Animated image of Supreme Court
The Supreme Court has given a leg up to people’s representation at the grassroots – normally called the local self-government bodies, from panchayats to huge municipal corporations – by asking the Maharashtra state election commission to hold elections to them. It asked if there was any logic in allowing bureaucrats to take policy decisions by being the administrators sans elected members. All this is due to litigation on what proportion of these bodies should be occupied by OBCs.
The court asked on Tuesday the Maharashtra’s state election office to notify elections within four weeks of the apex court’s order. The polls have been due from April 2020 to December 2023. Whenever the polls in due course were scheduled, an administrator was appointed so that the court could tell the government if 19 per cent or 27 per cent of the seats should be occupied by the OBCs. The first to be brought under the control of administrators was Sambhajinagar Municipal Corporation.
As per rules, the administrators can be placed to run the self-government bodies only for six months and the government has been issuing orders for another six months several times to each of the administrators; many of them were replaced by other officers because of transfers.
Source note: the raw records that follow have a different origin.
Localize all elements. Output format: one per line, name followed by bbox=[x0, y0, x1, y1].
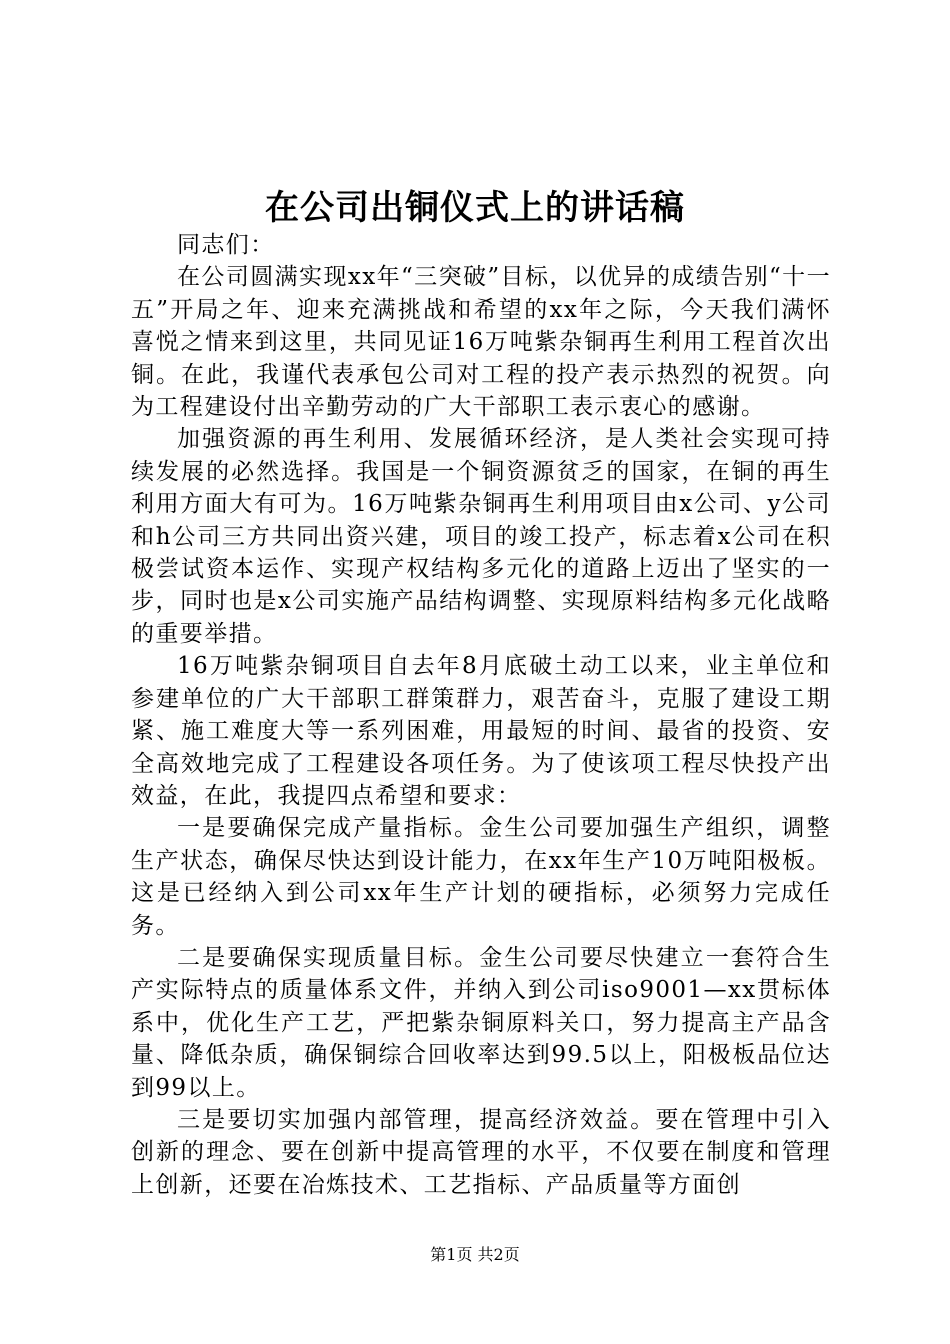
paragraph-1: 在公司圆满实现xx年“三突破”目标，以优异的成绩告别“十一五”开局之年、迎来充满挑战和希望的xx年之际，今天我们满怀喜悦之情来到这里，共同见证16万吨紫杂铜再生利用工程首次出铜。在此，我谨代表承包公司对工程的投产表示热烈的祝贺。向为工程建设付出辛勤劳动的广大干部职工表示衷心的感谢。 bbox=[131, 264, 831, 421]
salutation: 同志们： bbox=[177, 232, 275, 258]
paragraph-3: 16万吨紫杂铜项目自去年8月底破土动工以来，业主单位和参建单位的广大干部职工群策群力，艰苦奋斗，克服了建设工期紧、施工难度大等一系列困难，用最短的时间、最省的投资、安全高效地完成了工程建设各项任务。为了使该项工程尽快投产出效益，在此，我提四点希望和要求： bbox=[131, 653, 831, 809]
paragraph-6: 三是要切实加强内部管理，提高经济效益。要在管理中引入创新的理念、要在创新中提高管理的水平，不仅要在制度和管理上创新，还要在冶炼技术、工艺指标、产品质量等方面创 bbox=[131, 1106, 831, 1198]
document-title: 在公司出铜仪式上的讲话稿 bbox=[265, 188, 685, 228]
page-footer: 第1页 共2页 bbox=[430, 1245, 520, 1264]
document-body bbox=[131, 229, 831, 1201]
paragraph-4: 一是要确保完成产量指标。金生公司要加强生产组织，调整生产状态，确保尽快达到设计能力，在xx年生产10万吨阳极板。这是已经纳入到公司xx年生产计划的硬指标，必须努力完成任务。 bbox=[131, 815, 831, 939]
paragraph-5: 二是要确保实现质量目标。金生公司要尽快建立一套符合生产实际特点的质量体系文件，并纳入到公司iso9001—xx贯标体系中，优化生产工艺，严把紫杂铜原料关口，努力提高主产品含量、降低杂质，确保铜综合回收率达到99.5以上，阳极板品位达到99以上。 bbox=[131, 944, 831, 1101]
paragraph-2: 加强资源的再生利用、发展循环经济，是人类社会实现可持续发展的必然选择。我国是一个铜资源贫乏的国家，在铜的再生利用方面大有可为。16万吨紫杂铜再生利用项目由x公司、y公司和h公司三方共同出资兴建，项目的竣工投产，标志着x公司在积极尝试资本运作、实现产权结构多元化的道路上迈出了坚实的一步，同时也是x公司实施产品结构调整、实现原料结构多元化战略的重要举措。 bbox=[131, 426, 831, 647]
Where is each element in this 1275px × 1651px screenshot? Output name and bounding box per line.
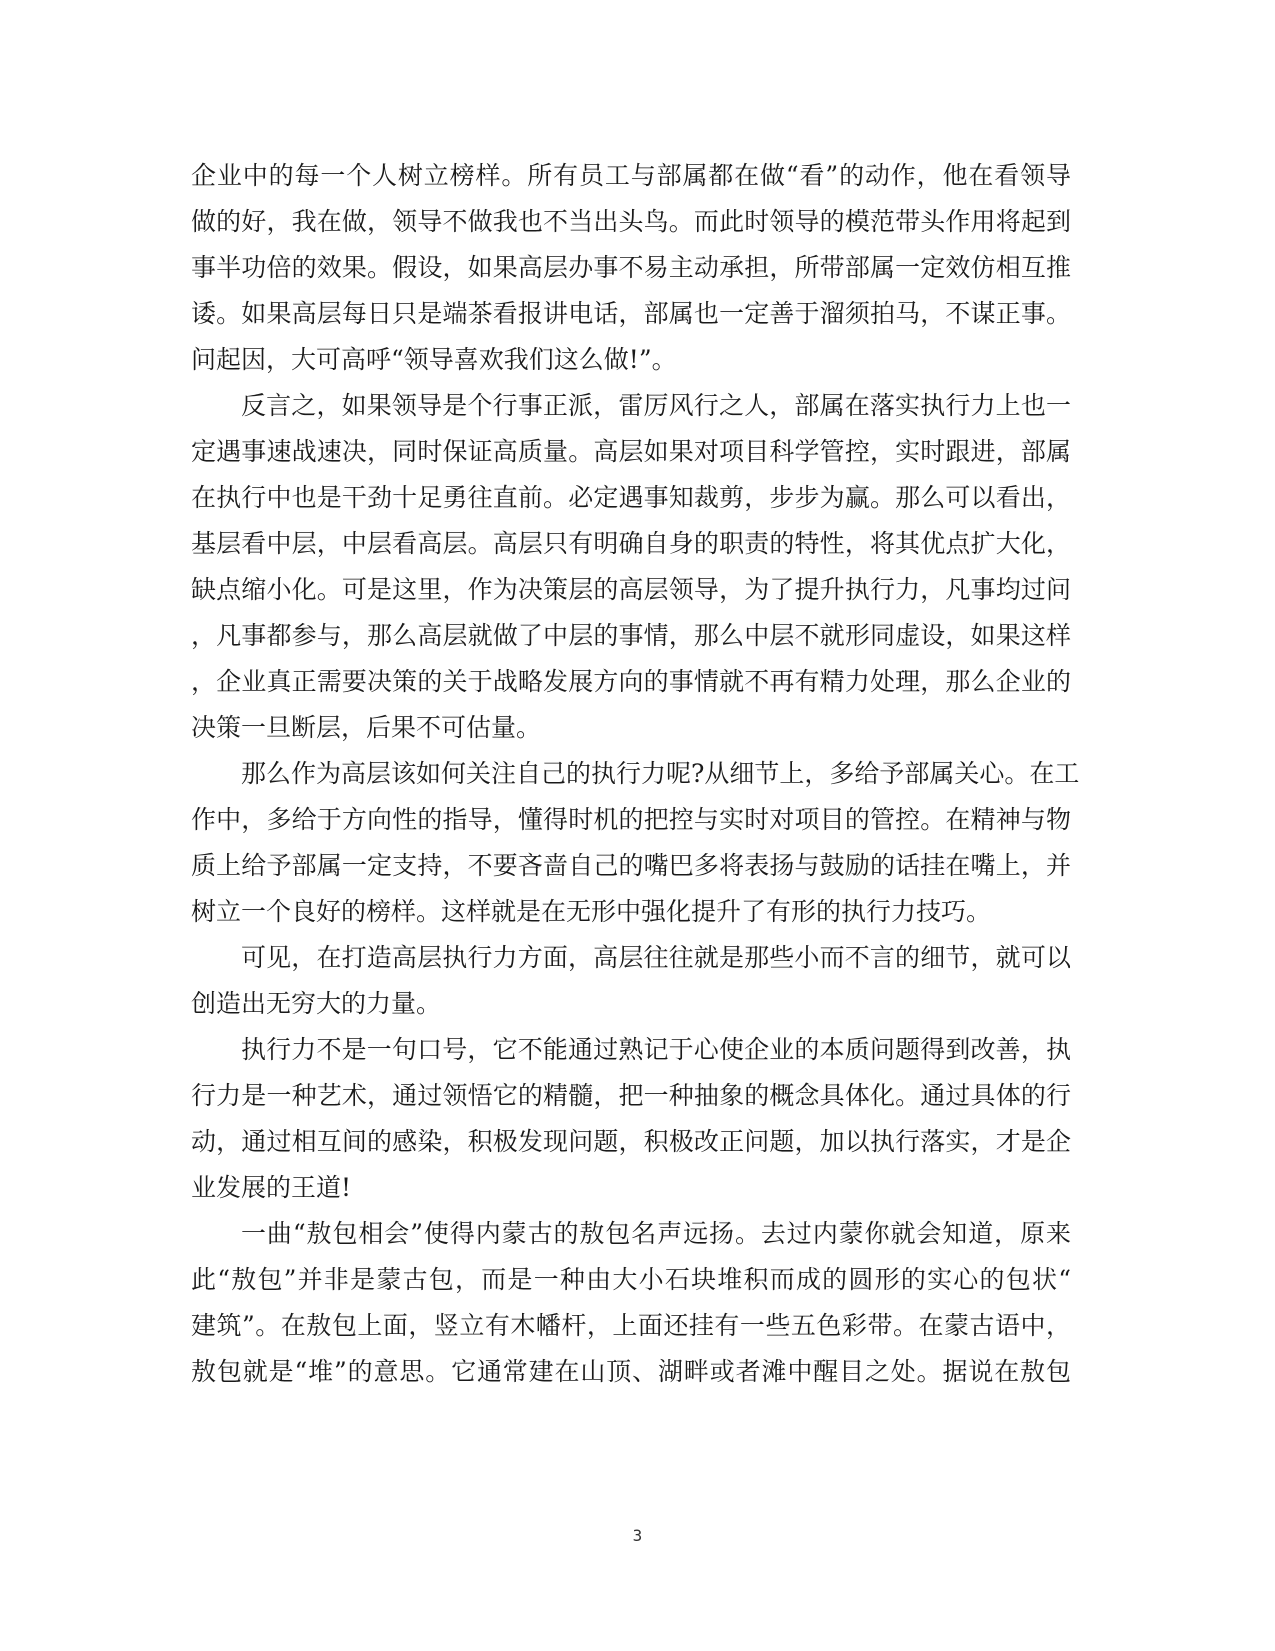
paragraph-1-line-4: 诿。如果高层每日只是端茶看报讲电话，部属也一定善于溜须拍马，不谋正事。 bbox=[191, 299, 1071, 328]
paragraph-1-line-3: 事半功倍的效果。假设，如果高层办事不易主动承担，所带部属一定效仿相互推 bbox=[191, 253, 1071, 282]
paragraph-1-line-5: 问起因，大可高呼“领导喜欢我们这么做!”。 bbox=[191, 345, 677, 374]
page-number: 3 bbox=[632, 1526, 643, 1545]
paragraph-2-line-6: ，凡事都参与，那么高层就做了中层的事情，那么中层不就形同虚设，如果这样 bbox=[191, 621, 1071, 650]
paragraph-5-line-3: 动，通过相互间的感染，积极发现问题，积极改正问题，加以执行落实，才是企 bbox=[191, 1127, 1071, 1156]
paragraph-2-line-4: 基层看中层，中层看高层。高层只有明确自身的职责的特性，将其优点扩大化， bbox=[191, 529, 1071, 558]
paragraph-2-line-2: 定遇事速战速决，同时保证高质量。高层如果对项目科学管控，实时跟进，部属 bbox=[191, 437, 1071, 466]
paragraph-1-line-2: 做的好，我在做，领导不做我也不当出头鸟。而此时领导的模范带头作用将起到 bbox=[191, 207, 1071, 236]
paragraph-5-line-2: 行力是一种艺术，通过领悟它的精髓，把一种抽象的概念具体化。通过具体的行 bbox=[191, 1081, 1071, 1110]
paragraph-3-line-4: 树立一个良好的榜样。这样就是在无形中强化提升了有形的执行力技巧。 bbox=[191, 897, 992, 926]
paragraph-5-line-1: 执行力不是一句口号，它不能通过熟记于心使企业的本质问题得到改善，执 bbox=[241, 1035, 1071, 1064]
paragraph-3-line-1: 那么作为高层该如何关注自己的执行力呢?从细节上，多给予部属关心。在工 bbox=[241, 759, 1080, 788]
paragraph-6-line-2: 此“敖包”并非是蒙古包，而是一种由大小石块堆积而成的圆形的实心的包状“ bbox=[191, 1265, 1071, 1294]
paragraph-4-line-1: 可见，在打造高层执行力方面，高层往往就是那些小而不言的细节，就可以 bbox=[241, 943, 1071, 972]
paragraph-3-line-3: 质上给予部属一定支持，不要吝啬自己的嘴巴多将表扬与鼓励的话挂在嘴上，并 bbox=[191, 851, 1071, 880]
paragraph-4-line-2: 创造出无穷大的力量。 bbox=[191, 989, 442, 1018]
paragraph-2-line-8: 决策一旦断层，后果不可估量。 bbox=[191, 713, 542, 742]
paragraph-5-line-4: 业发展的王道! bbox=[191, 1173, 352, 1202]
paragraph-3-line-2: 作中，多给于方向性的指导，懂得时机的把控与实时对项目的管控。在精神与物 bbox=[191, 805, 1071, 834]
paragraph-2-line-3: 在执行中也是干劲十足勇往直前。必定遇事知裁剪，步步为赢。那么可以看出， bbox=[191, 483, 1071, 512]
paragraph-6-line-4: 敖包就是“堆”的意思。它通常建在山顶、湖畔或者滩中醒目之处。据说在敖包 bbox=[191, 1357, 1071, 1386]
paragraph-6-line-1: 一曲“敖包相会”使得内蒙古的敖包名声远扬。去过内蒙你就会知道，原来 bbox=[241, 1219, 1071, 1248]
paragraph-2-line-1: 反言之，如果领导是个行事正派，雷厉风行之人，部属在落实执行力上也一 bbox=[241, 391, 1071, 420]
paragraph-2-line-5: 缺点缩小化。可是这里，作为决策层的高层领导，为了提升执行力，凡事均过问 bbox=[191, 575, 1071, 604]
paragraph-2-line-7: ，企业真正需要决策的关于战略发展方向的事情就不再有精力处理，那么企业的 bbox=[191, 667, 1071, 696]
paragraph-6-line-3: 建筑”。在敖包上面，竖立有木幡杆，上面还挂有一些五色彩带。在蒙古语中， bbox=[191, 1311, 1071, 1340]
paragraph-1-line-1: 企业中的每一个人树立榜样。所有员工与部属都在做“看”的动作，他在看领导 bbox=[191, 161, 1071, 190]
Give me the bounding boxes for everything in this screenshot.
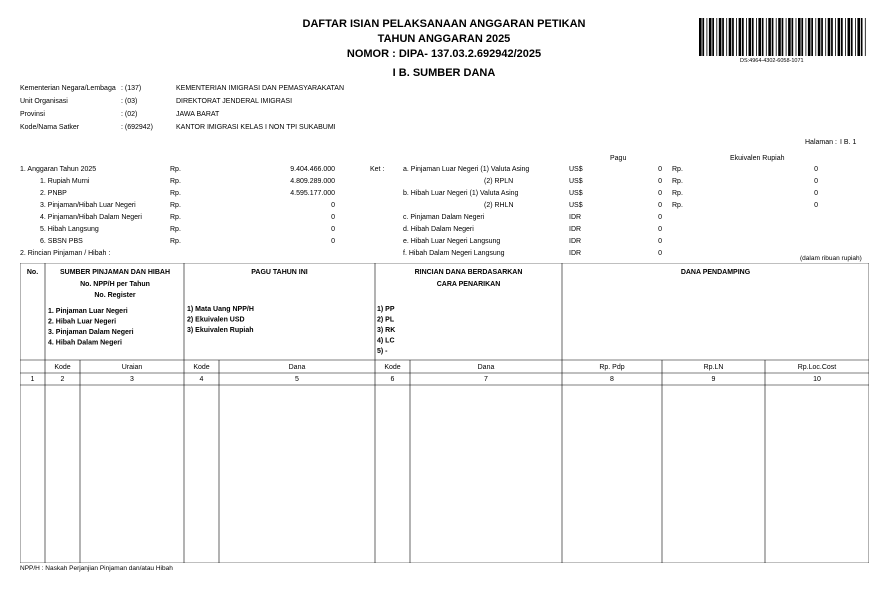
ket-ekuivalen: 0 (814, 190, 818, 197)
ket-label-item: e. Hibah Luar Negeri Langsung (403, 238, 501, 245)
sub-header: Kode (54, 364, 71, 371)
column-number: 4 (199, 376, 204, 383)
info-label: Kode/Nama Satker (20, 124, 80, 131)
anggaran-currency: Rp. (170, 238, 181, 245)
rincian-item: 2) PL (377, 316, 395, 324)
rincian-item: 1) PP (377, 306, 395, 313)
title-line-4: I B. SUMBER DANA (392, 67, 496, 79)
header-rincian-2: CARA PENARIKAN (436, 281, 501, 288)
ket-pagu: 0 (658, 178, 662, 185)
ket-currency: IDR (569, 238, 582, 245)
ket-pagu: 0 (658, 166, 662, 173)
sub-header: Rp. Pdp (599, 364, 625, 371)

It was all because of the political demand that OBCs get more seats than they had. In Maharashtra reservations is a sensitive issue which no political party wants to sidestep.
The question of the proportions is yet to be settled, and the state government wanted the apex court’s decision on the contentious issue of the proportion. This matter has been pending since 2022 because all politicians including the government wanted to raise the quota but which among the castes or sub-castes was to be an OBC. This has not been unraveled yet. The state appointed a commission, and its findings militate against the cap of 50 per cent reservations for all sections together – SCs and STs included.
The wheels of the democratic cart have been now oiled by the three-member bench which now brings elections to 687 of the 780 local bodies in sight, including all the 29 municipal corporations. The 248 municipal councils, 42 of the 147 nagar panchayats, 32 of the 34 zilla parishads, 336 of the 351 panchayat samithis will get elected representatives. Since the court’s order, however, is interim and what it decides on the 19 per cent vs. 27 per cent will affect the reservations in the next round of elections.
All this is jolly good, but we need to look at what happened without elections and what could happen after the polls to these bodies. The administrators have a dual role in the absence of the elected body. These bodies have an elected body and an officer who executes their wishes. Technically, a municipal corporation’s elected body is only advisory. For instance, the commissioner presents a budget and allocations. But outside of them, it is the corporator who builds a relationship with the officials and gets things done in the ward which elected him.
But these past years have seen the official, normally an IAS officer, as the administrator for corporations and others for the lower bodies, performing both roles. They present the budget and approve it as well. The elected representatives who hoped to get reelected if re-nominated by their political parties have been hanging on to get back into their roles. That includes providing patronage to citizens, contractors, and influencing official action on issues that plague the area: bad roads, water supply, garbage collection et al.
At the core of it, however, is the principle of getting democracy alive again with all its flaws in its practice. The people with civic problems find it easier to find and approach their elected representatives than approach the officials. Approaching the official at any level is quite a daunting task especially because they are generally insular, unavailable. The elected person has his or her office where a person can walk in, get heard and even get a resolution of the issue with which a corporator of a Zilla Parishad member plays a critical role.
Though the apex court has set the schedule for notification within four weeks, there are overwhelming tasks of electoral lists, the vagaries of weather in about six weeks the state would, as normally is the case, would find monsoon and places like Mumbai, despite the expenditure and claims of flood-proofing, are inundated. How would the voter get to the booth? How would a candidate campaign to seek votes in what is usually an expensive exercise even if the constituencies are smaller than an Assembly’s.
These bodies are stepping stones for higher rungs in public affairs or the business of politics. Each politician – there are no city fathers anymore – likes to grow from the sarpanch’s status to being a minister in the state and right up to the Centre. This cannot be belittled because no person can be denied their ambitions, that being after all, the motivation. Often public causes and purposes may take a side seat, and other urges can upend the purpose for which one is elected by the people.